= Sawdust brandy =

Sawdust brandy (from the German Holzbranntwein) is a neutral spirit produced through the distillation of wood products.

To produce sawdust brandy, the wood is cooked with a diluted sulfuric acid, which causes the cellulose to be broken down via acid hydrolysis into dextrose and other simple sugars, while the lignin remains. The acidic, sugar-containing liquid is neutralised and allowed to ferment, producing the ethanol that will later be purified through distillation.

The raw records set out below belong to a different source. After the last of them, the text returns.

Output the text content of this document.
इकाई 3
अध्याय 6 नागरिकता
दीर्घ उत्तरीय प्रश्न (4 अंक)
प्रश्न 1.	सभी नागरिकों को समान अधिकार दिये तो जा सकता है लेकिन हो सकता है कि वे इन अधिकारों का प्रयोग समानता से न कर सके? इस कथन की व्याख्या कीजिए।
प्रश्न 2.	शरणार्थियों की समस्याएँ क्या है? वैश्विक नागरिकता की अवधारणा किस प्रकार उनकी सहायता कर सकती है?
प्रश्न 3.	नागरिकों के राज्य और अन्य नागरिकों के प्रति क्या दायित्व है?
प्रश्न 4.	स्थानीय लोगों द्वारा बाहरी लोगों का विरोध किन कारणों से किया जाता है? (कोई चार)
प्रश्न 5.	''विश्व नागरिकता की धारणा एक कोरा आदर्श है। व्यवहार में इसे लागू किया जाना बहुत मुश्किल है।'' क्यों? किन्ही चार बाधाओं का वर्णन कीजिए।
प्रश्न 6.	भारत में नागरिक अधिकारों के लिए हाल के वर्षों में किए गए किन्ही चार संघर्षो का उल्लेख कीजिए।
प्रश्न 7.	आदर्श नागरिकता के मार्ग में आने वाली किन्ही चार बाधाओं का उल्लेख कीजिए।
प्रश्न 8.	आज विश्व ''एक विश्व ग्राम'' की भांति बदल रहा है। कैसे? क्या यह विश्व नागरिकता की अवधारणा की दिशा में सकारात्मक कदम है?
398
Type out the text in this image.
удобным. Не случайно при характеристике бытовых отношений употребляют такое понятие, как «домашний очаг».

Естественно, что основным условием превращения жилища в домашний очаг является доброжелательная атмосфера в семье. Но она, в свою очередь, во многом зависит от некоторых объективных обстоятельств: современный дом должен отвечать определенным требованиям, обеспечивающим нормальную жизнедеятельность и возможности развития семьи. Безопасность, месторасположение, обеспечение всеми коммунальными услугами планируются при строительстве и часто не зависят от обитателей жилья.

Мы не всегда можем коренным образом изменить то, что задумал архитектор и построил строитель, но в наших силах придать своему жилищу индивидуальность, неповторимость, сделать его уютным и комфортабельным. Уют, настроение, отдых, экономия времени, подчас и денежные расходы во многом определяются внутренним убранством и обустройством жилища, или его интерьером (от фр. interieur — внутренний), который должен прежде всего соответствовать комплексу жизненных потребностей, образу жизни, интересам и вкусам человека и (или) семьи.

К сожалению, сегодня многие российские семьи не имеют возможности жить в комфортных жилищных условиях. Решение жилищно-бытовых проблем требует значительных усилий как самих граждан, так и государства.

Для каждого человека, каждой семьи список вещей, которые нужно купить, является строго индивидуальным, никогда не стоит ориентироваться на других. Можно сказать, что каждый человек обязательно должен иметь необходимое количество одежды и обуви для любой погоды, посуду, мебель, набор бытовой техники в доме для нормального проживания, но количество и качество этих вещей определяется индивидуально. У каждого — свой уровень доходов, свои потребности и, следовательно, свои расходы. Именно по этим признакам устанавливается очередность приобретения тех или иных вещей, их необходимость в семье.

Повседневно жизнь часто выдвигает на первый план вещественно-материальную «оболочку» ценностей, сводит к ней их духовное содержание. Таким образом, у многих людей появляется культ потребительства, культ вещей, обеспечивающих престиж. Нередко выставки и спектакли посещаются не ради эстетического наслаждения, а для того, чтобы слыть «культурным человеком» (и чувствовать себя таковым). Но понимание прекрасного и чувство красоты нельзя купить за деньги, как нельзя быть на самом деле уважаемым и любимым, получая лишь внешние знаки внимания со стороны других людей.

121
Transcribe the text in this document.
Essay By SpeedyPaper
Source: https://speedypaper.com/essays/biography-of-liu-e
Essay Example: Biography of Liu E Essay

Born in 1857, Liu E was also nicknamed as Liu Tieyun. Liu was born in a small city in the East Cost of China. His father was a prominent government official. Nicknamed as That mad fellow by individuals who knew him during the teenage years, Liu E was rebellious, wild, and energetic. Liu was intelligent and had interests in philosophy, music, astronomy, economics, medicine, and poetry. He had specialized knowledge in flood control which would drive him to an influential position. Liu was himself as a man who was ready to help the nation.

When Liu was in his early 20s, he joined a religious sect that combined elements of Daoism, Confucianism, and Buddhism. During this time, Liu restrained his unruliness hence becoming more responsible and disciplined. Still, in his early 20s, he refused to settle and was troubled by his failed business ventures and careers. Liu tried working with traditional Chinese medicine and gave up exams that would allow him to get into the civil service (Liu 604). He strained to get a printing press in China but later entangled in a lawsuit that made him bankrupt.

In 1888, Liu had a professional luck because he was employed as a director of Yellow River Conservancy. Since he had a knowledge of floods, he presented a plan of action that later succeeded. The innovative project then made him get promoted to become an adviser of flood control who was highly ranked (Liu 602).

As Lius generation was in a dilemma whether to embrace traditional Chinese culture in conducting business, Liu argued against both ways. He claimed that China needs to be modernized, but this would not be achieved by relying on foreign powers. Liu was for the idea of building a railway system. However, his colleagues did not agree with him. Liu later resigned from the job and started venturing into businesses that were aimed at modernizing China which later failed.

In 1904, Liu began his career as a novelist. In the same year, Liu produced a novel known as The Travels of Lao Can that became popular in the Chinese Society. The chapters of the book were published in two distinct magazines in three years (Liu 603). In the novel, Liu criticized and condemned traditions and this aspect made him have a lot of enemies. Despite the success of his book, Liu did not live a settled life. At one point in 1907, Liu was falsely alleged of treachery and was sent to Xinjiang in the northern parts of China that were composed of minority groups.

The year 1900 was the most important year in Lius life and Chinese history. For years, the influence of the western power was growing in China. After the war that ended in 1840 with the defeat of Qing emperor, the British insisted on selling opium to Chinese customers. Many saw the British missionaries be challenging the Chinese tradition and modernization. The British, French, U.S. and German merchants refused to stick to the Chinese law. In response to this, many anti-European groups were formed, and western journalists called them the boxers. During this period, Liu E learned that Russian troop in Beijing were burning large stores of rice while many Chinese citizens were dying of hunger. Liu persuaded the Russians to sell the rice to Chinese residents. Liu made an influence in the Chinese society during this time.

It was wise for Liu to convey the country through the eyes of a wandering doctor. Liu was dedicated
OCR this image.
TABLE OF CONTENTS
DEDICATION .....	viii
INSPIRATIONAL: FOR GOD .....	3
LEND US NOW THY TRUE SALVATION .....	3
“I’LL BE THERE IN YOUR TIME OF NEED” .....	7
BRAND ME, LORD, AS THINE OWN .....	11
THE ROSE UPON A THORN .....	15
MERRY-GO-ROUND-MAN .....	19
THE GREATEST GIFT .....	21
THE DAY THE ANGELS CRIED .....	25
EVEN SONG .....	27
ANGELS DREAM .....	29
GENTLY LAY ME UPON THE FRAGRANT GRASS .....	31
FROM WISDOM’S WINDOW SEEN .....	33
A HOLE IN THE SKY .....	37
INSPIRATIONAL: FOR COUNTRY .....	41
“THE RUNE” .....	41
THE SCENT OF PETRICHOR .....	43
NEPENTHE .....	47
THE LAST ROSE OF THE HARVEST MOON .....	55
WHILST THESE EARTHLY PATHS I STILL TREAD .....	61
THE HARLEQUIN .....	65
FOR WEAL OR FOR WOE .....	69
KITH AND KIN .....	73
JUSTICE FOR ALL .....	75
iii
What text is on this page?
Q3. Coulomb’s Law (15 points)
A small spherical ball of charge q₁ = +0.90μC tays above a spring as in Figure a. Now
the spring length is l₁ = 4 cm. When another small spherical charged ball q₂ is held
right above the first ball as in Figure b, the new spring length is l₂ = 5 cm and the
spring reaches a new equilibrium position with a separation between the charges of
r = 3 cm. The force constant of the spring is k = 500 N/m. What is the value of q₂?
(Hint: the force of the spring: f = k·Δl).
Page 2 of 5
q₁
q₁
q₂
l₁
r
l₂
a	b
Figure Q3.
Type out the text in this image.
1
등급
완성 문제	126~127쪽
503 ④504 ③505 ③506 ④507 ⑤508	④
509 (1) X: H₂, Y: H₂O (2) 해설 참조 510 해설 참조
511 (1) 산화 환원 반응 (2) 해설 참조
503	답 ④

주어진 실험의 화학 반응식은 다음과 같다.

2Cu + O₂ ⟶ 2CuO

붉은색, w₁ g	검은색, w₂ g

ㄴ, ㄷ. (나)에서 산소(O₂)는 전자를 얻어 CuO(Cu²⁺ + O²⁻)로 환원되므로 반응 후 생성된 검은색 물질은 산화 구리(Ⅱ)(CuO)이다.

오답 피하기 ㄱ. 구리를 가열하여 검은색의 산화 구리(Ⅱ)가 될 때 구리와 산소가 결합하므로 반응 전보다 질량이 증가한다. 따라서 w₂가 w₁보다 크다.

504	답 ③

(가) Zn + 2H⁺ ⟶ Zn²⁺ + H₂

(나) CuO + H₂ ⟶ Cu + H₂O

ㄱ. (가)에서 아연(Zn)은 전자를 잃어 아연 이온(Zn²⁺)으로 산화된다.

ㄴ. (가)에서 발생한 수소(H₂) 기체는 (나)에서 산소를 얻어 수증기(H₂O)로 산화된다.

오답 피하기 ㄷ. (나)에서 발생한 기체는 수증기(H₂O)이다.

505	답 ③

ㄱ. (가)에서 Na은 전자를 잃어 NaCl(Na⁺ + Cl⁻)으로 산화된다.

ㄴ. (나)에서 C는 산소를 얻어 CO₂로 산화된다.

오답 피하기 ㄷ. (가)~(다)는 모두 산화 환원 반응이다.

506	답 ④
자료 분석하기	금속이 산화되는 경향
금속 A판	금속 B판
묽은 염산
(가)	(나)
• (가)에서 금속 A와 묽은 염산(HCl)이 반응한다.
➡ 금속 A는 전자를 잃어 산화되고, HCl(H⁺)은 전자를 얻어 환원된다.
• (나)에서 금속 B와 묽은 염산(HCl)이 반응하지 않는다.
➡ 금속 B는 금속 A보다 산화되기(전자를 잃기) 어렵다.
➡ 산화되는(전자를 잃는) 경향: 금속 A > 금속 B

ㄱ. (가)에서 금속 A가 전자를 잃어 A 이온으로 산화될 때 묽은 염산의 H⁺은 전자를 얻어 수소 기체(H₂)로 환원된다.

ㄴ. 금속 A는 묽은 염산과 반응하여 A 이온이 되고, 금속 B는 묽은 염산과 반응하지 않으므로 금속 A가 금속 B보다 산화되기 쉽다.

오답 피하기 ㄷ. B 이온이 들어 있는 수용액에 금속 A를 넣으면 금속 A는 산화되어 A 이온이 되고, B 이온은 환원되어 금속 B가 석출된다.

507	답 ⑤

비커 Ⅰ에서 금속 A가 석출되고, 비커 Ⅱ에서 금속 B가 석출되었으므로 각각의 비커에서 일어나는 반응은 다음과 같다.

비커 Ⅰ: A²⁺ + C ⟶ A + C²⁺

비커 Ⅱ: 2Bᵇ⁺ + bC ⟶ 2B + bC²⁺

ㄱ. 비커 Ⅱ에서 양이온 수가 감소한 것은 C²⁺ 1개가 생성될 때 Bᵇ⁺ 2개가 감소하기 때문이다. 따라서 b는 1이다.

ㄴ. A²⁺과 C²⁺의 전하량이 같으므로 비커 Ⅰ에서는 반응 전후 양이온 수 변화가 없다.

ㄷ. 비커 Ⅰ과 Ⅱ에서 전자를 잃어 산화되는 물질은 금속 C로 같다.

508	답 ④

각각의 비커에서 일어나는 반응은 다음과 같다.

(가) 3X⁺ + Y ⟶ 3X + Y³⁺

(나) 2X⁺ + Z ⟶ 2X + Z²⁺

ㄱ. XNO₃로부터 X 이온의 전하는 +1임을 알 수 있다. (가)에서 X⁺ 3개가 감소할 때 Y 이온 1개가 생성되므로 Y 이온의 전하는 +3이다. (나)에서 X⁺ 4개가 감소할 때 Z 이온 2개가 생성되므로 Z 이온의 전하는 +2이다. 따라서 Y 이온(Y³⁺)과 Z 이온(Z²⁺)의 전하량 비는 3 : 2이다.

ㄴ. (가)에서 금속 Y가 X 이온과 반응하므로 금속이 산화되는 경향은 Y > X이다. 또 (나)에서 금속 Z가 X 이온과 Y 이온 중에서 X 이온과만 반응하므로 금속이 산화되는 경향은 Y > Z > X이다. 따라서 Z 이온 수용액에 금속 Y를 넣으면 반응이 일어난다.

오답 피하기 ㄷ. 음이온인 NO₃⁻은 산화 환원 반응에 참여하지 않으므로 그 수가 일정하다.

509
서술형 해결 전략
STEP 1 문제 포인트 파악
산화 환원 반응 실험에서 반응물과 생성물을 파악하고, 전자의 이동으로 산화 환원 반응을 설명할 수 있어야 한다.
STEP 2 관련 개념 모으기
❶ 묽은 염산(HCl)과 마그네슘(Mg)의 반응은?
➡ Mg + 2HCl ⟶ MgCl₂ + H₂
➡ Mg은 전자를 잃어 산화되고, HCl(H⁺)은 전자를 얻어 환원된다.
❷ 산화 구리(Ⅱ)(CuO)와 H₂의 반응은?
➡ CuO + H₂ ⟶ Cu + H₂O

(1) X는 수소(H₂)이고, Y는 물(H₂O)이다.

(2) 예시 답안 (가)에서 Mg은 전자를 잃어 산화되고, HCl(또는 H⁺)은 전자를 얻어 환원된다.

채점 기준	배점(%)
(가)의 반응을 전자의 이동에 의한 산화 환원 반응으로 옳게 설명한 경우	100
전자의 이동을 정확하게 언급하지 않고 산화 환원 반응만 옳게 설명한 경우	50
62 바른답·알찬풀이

In the German Democratic Republic, the lye produced from the wood pulp was employed in the production of the Holzschnaps ("wood schnapps"). Brandy for human consumption (spirits diluted to drinking strength) produced in this method has no additional risks compared to brandy produced from grain; it actually contains fewer fusel oils than traditional distilling methods involving spirits from grain or fruit. In spite of this, German law governing spirit production (overseen by the "Bundesmonopolverwaltung für Branntwein) forbids the use of sawdust brandy in the production of alcoholic beverages. This ban stems from the purpose of the law as an agricultural subsidy, rather than out of public health concerns.

Prior to modern, synthetic production methods, wood was also once commonly destructively distilled or dry distilled for the production of methanol (wood alcohol).